At the same time, City’s run to a third-straight crown feels the least remarkable of the three, despite it being anything but. The most obvious contributor is that the league as a whole has been starved of coverage of late and that when column inches have been devoted, it’s been to more salacious subjects.

City’s recent stumbles and Adelaide’s 12-game unbeaten run provided the League with something approaching a horse race. It’s no fun to just write and talk about City relentlessly marching towards yet another trophy: you want a contest, a loveable underdog to City’s all-conquering, CFG-backed behemoth. The Reds offered that with their combination of a pumping Hindmarsh Stadium, young local talent, and Socceroos’ hero Craig Goodwin creating an environment where, as a neutral, you wanted them to succeed.

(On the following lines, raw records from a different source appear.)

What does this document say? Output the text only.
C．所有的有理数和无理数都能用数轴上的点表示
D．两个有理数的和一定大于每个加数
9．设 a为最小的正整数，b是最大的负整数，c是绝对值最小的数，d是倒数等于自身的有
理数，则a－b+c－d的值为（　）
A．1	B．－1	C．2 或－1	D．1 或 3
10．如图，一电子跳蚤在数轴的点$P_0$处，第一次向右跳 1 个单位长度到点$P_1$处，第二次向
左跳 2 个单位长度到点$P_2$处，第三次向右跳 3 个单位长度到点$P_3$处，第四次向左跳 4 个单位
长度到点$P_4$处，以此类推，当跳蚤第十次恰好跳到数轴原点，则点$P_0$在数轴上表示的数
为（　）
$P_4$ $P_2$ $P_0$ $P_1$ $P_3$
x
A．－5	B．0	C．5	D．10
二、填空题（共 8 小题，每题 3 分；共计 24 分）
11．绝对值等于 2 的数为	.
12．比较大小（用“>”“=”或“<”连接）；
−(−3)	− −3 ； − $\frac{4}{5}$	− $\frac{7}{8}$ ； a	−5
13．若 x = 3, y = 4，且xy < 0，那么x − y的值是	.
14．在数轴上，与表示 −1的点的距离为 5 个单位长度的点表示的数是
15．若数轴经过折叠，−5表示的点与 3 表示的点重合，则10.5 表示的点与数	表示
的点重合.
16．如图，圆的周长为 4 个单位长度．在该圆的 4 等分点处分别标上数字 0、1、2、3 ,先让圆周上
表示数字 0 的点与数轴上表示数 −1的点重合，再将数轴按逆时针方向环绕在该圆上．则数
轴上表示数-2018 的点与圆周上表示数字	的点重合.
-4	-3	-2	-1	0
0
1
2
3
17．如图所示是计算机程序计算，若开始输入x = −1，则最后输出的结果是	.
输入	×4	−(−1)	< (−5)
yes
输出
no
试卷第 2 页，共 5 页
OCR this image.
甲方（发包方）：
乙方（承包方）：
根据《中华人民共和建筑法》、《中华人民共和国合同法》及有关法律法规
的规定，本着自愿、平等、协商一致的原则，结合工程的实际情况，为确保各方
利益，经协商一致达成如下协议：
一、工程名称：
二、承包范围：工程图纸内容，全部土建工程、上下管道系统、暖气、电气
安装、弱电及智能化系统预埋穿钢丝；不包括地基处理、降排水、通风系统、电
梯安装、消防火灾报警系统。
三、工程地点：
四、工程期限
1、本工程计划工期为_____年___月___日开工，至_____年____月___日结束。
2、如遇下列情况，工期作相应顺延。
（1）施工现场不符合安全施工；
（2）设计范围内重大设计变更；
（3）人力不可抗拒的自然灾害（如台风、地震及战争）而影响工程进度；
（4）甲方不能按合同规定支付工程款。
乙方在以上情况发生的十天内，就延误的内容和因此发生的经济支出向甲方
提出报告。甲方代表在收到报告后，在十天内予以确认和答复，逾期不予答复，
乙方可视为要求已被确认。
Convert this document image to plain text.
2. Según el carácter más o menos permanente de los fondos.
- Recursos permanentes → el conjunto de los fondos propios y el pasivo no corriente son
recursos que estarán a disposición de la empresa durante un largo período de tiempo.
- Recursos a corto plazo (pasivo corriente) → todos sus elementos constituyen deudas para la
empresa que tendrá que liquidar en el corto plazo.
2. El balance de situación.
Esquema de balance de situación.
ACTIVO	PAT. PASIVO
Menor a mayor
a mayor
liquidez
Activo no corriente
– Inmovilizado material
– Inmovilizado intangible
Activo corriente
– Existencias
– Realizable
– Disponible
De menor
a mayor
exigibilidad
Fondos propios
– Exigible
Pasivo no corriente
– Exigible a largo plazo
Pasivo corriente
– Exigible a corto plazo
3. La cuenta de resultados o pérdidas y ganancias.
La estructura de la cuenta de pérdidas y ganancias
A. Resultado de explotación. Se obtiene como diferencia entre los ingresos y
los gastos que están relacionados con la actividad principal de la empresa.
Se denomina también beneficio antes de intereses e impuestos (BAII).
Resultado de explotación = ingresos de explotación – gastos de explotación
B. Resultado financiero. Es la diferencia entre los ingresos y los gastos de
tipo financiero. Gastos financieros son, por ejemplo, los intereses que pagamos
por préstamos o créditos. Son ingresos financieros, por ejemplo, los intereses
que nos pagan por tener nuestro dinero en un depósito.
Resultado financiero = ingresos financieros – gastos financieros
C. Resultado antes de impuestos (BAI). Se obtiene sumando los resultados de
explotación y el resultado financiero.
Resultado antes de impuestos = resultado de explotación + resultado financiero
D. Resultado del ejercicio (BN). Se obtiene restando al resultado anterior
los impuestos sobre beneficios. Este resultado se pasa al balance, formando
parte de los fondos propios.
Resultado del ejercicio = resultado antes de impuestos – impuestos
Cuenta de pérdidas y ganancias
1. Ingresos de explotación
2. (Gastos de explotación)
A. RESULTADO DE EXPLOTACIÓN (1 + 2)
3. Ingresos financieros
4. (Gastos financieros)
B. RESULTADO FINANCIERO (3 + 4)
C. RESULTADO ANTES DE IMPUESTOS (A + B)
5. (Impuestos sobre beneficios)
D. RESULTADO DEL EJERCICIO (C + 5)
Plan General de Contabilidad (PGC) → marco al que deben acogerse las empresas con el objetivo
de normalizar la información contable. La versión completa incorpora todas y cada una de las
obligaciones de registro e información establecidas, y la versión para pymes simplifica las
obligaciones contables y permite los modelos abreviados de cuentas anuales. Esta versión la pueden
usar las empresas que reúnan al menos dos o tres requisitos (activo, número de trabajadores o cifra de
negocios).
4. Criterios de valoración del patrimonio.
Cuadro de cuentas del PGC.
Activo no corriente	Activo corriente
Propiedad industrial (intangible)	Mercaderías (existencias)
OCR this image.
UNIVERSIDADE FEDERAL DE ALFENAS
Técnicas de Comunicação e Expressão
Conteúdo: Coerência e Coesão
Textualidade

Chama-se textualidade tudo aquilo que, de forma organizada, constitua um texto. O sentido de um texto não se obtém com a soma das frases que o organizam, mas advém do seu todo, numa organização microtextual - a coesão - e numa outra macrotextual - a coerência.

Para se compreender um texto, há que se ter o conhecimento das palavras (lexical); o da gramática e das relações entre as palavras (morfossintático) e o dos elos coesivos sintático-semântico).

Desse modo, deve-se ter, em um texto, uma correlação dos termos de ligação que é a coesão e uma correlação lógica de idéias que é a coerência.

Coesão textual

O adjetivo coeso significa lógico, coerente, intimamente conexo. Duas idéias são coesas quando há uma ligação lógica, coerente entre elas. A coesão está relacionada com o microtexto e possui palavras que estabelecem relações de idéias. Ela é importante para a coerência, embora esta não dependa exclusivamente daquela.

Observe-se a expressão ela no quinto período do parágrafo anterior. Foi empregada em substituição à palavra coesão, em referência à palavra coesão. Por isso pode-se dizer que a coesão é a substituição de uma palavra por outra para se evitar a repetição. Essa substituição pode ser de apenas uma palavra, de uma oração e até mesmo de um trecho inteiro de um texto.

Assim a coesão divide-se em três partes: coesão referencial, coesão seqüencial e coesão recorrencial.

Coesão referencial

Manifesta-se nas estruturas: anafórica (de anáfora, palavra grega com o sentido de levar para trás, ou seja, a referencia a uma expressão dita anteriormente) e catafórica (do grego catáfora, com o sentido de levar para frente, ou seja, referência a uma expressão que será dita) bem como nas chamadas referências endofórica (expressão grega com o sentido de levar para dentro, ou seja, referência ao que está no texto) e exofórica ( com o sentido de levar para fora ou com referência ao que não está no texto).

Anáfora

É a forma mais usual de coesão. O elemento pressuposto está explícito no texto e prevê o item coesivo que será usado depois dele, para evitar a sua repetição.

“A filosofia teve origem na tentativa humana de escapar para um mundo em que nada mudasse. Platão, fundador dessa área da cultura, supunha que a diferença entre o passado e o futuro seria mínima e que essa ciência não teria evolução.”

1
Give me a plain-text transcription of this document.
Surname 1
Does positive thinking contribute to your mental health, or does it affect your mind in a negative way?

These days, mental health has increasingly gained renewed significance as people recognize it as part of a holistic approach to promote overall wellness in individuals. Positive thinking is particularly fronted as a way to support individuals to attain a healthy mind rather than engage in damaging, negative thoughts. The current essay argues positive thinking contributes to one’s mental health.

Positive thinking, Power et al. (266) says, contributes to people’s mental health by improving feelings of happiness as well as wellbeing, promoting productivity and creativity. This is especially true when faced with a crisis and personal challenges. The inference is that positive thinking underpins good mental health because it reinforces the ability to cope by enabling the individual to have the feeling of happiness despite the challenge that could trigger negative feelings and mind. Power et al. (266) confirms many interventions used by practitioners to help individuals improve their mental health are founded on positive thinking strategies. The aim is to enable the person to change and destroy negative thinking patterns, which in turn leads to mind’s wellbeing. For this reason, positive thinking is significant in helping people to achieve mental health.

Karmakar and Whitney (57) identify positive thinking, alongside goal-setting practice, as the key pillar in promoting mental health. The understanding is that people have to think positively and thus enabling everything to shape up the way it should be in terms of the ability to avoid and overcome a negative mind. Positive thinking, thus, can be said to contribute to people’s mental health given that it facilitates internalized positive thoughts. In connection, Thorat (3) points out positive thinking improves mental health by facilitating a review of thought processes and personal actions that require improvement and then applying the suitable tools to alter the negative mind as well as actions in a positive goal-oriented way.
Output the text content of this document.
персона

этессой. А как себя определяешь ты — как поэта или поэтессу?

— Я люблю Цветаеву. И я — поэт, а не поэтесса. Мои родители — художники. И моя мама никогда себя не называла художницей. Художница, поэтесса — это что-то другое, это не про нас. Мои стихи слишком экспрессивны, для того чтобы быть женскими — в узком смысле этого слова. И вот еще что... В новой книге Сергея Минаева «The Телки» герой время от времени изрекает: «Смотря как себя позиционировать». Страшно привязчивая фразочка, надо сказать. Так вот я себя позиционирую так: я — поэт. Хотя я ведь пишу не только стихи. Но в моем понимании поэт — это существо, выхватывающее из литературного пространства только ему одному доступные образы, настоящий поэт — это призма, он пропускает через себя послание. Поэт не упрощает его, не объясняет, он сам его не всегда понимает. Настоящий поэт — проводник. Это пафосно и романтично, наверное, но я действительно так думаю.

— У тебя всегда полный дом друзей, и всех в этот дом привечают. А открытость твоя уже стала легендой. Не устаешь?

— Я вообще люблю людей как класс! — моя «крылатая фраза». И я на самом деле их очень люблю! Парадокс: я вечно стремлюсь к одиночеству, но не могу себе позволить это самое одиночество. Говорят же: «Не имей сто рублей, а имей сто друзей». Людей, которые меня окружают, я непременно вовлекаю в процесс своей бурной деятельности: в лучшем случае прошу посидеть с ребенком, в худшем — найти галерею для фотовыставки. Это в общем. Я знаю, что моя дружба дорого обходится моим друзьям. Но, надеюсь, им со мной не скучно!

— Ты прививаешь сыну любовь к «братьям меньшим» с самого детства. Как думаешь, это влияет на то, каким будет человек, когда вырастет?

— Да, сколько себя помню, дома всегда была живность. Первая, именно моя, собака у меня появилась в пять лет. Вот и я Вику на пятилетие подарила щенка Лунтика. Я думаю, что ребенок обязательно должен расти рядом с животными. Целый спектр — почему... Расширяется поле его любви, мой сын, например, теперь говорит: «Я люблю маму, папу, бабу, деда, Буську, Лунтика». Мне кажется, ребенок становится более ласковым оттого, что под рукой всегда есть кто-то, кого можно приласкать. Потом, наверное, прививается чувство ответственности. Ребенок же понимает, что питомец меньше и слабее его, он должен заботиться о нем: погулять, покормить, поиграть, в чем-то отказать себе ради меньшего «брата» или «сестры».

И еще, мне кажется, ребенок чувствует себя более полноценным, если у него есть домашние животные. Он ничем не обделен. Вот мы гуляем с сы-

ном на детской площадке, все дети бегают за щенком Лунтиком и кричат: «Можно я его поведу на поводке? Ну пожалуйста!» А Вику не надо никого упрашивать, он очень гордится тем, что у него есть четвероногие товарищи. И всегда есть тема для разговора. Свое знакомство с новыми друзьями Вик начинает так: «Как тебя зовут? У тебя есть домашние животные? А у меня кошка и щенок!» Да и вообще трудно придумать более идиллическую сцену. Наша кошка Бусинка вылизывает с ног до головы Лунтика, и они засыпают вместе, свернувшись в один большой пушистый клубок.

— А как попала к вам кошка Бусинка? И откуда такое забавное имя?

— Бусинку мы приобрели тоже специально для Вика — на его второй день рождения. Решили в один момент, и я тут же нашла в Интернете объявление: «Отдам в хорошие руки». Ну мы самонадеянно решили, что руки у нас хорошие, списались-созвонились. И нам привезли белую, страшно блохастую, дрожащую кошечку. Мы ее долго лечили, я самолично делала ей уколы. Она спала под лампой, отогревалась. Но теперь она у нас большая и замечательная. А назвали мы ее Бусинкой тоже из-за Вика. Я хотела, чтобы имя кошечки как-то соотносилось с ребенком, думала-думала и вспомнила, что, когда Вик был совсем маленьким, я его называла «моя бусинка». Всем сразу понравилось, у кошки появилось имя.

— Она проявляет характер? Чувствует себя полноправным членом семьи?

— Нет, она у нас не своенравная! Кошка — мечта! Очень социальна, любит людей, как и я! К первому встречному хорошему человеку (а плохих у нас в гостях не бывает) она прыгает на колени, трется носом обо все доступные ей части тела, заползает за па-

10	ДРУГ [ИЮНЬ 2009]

Conversely, once you get past them playing the best football in the League, there’s very little in this City side to engender them to all but the most front-running of neutrals. This is the best team in the A-Leagues: well-credentialed Australian veterans supplemented by a well-funded academy pumping out prospect after prospect, and a global scouting and recruitment network finding gems their rivals couldn’t. Buoyed by CFG resources, topping the ALM table is a base expectation.

City is expected to win. As its Manchester-based cousin looks to complete club football in Europe, with all the existential questions that raises, the Melbourne outpost of the CFG continues to march towards a similar model on an Australian scale. It’s why the thought of City not doing so is a novelty and, as cynical as the outlook is, how it curses moments such as a third-straight premiership to not carry the same impact as it would for other sides. In a way, it’s the ultimate compliment you can give City: the presupposition that they will win any game they play.

Now, the coming finals series presents a new challenge. City has been to three-straight grand finals but has only lifted the trophy once. As long as Australia crowns its champions via an end-of-season playoff, this will hamper legacy.

But the comparison between Melbourne and Manchester is where the next real frontier lies: the continent. Hampered by COVID, City has only once had a chance to compete in the Asian Champions League and, in that hub-based campaign, they failed to progress from their group. With Australian history made, Asia looms over any legacy in Melbourne, much as the UEFA Champions League serves as the elephant in the room whenever talking about Manchester.